Necessity is Truly the Mother of Invention

Author: Michele / Labels: , , , , , ,

Again, the pic is not of our experiement, but I wanted to share it with the friends and family who browse this blog.

Yesterday marked the first "official" day of our summer schooling program, although we had been doing work before then. We did the funnest experiment. Part of what we are doing prior to actually starting our first lesson on the coral reef, is learning about the ocean itself. We have learned the names of the oceans and where they are on a map (although memorization will be an ongoing proces. We are also learning what makes the ocean different from other bodies of water, both in terms of the salinity of the water and in the formations beneath. Tomorrow we will be looking at a diagram of a cut-away of the ocean floor (which I will be drawing today) and then making our own models, so I will get pics up of that. Yesterday however, we talked about the heaviness of the salt in the water, and how it makes the water sink compared to tap water.

I had found an experiment online and as the directions weren't very good, couldn't get it to work. Bless my husband, who sat there until he found an experiment online that did work, then tested it to make sure we could recreate it, then helped corral kids while we actually did it.

Luckily, I had an old water testing kit my mother had given me for aquariums that had small glass tubes. They worked perfectly. Here are a fairly concise set of directions. I hope you have as much fun with this as we did!

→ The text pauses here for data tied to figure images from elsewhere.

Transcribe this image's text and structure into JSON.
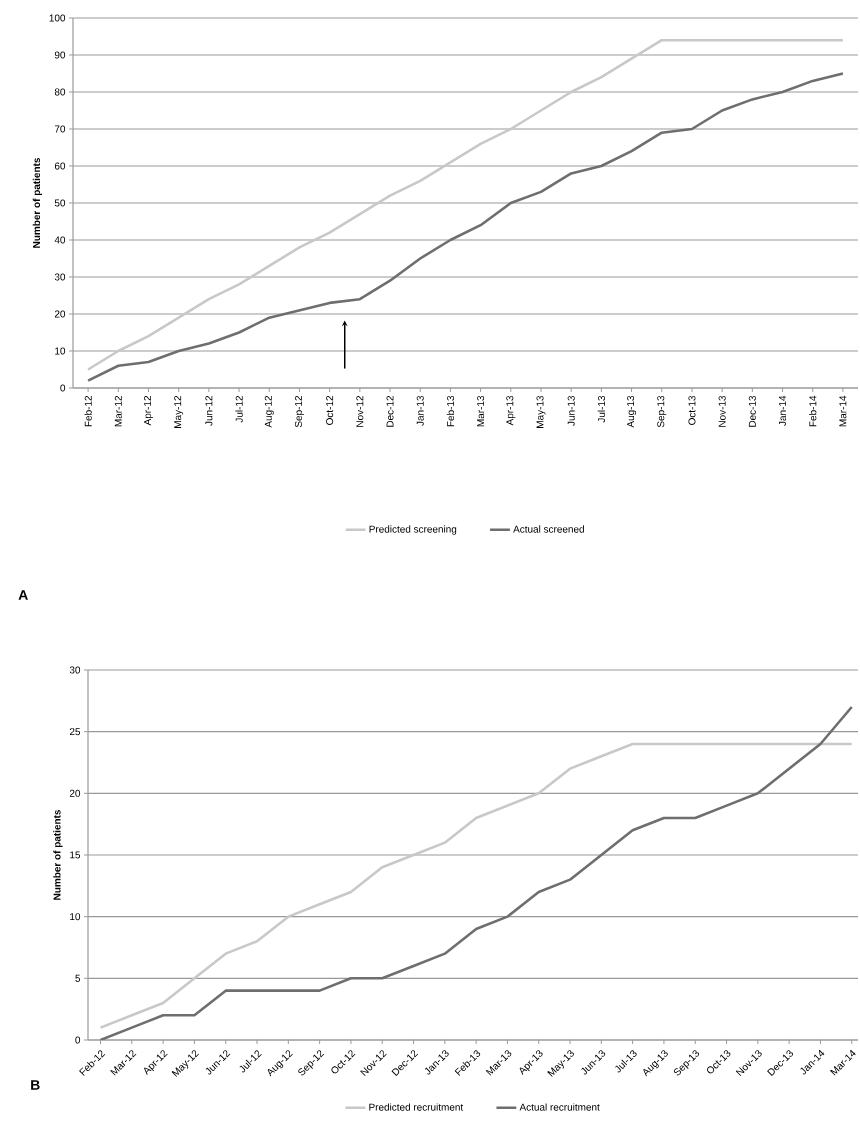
{
  "chart_data": [
    {
      "type": "line",
      "ylabel": "Number of patients",
      "categories": [
        "Feb-12",
        "Mar-12",
        "Apr-12",
        "May-12",
        "Jun-12",
        "Jul-12",
        "Aug-12",
        "Sep-12",
        "Oct-12",
        "Nov-12",
        "Dec-12",
        "Jan-13",
        "Feb-13",
        "Mar-13",
        "Apr-13",
        "May-13",
        "Jun-13",
        "Jul-13",
        "Aug-13",
        "Sep-13",
        "Oct-13",
        "Nov-13",
        "Dec-13",
        "Jan-14",
        "Feb-14",
        "Mar-14"
      ],
      "series": [
        {
          "name": "Predicted screening",
          "color": "#c8c8c8",
          "values": [
            5,
            10,
            14,
            19,
            24,
            28,
            33,
            38,
            42,
            47,
            52,
            56,
            61,
            66,
            70,
            75,
            80,
            84,
            89,
            94,
            94,
            94,
            94,
            94,
            94,
            94
          ]
        },
        {
          "name": "Actual screened",
          "color": "#6e6e6e",
          "values": [
            2,
            6,
            7,
            10,
            12,
            15,
            19,
            21,
            23,
            24,
            29,
            35,
            40,
            44,
            50,
            53,
            58,
            60,
            64,
            69,
            70,
            75,
            78,
            80,
            83,
            85
          ]
        }
      ],
      "ylim": [
        0,
        100
      ],
      "yticks": [
        0,
        10,
        20,
        30,
        40,
        50,
        60,
        70,
        80,
        90,
        100
      ],
      "grid": "y",
      "legend": "bottom",
      "annotations": [
        "A"
      ]
    },
    {
      "type": "line",
      "ylabel": "Number of patients",
      "categories": [
        "Feb-12",
        "Mar-12",
        "Apr-12",
        "May-12",
        "Jun-12",
        "Jul-12",
        "Aug-12",
        "Sep-12",
        "Oct-12",
        "Nov-12",
        "Dec-12",
        "Jan-13",
        "Feb-13",
        "Mar-13",
        "Apr-13",
        "May-13",
        "Jun-13",
        "Jul-13",
        "Aug-13",
        "Sep-13",
        "Oct-13",
        "Nov-13",
        "Dec-13",
        "Jan-14",
        "Mar-14"
      ],
      "series": [
        {
          "name": "Predicted recruitment",
          "color": "#c8c8c8",
          "values": [
            1,
            2,
            3,
            5,
            7,
            8,
            10,
            11,
            12,
            14,
            15,
            16,
            18,
            19,
            20,
            22,
            23,
            24,
            24,
            24,
            24,
            24,
            24,
            24,
            24
          ]
        },
        {
          "name": "Actual recruitment",
          "color": "#6e6e6e",
          "values": [
            0,
            1,
            2,
            2,
            4,
            4,
            4,
            4,
            5,
            5,
            6,
            7,
            9,
            10,
            12,
            13,
            15,
            17,
            18,
            18,
            19,
            20,
            22,
            24,
            27
          ]
        }
      ],
      "ylim": [
        0,
        30
      ],
      "yticks": [
        0,
        5,
        10,
        15,
        20,
        25,
        30
      ],
      "grid": "y",
      "legend": "bottom",
      "annotations": [
        "B"
      ]
    }
  ]
}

Take three small containers of water (100ml). Add food coloring of contrasting shades to each container. We made two of ours too close in color and it was harder to see the end result. Then add 1/2t salt to one of them and 1t of salt to the other. The third leave unsalted. With a dropper, squeeze half a dropper of water out along the edge of the tube, so it runs down the inside of the tube into the bottom. This will prevent the force of the water from mixing the colors.

First add the saltiest water. Next add the next saltiest water. Finally, put the plain water on top. What you should end up with are striped bands of colored water. Just to show what happens if you change things up a bit, make another tube, this time with the plain water on bottom, followed by the less salty and then the saltiest water. Discuss what happens and why. Why does the first tube stay banded and the second tube mix?

My kids thought this was akin to a magic trick and we did it probably 6-8 times. Then they had a great time shaking the tubes when we were done to mix the colors. This is a great chance to review color mixing too. :) Hope you have as much fun as we did.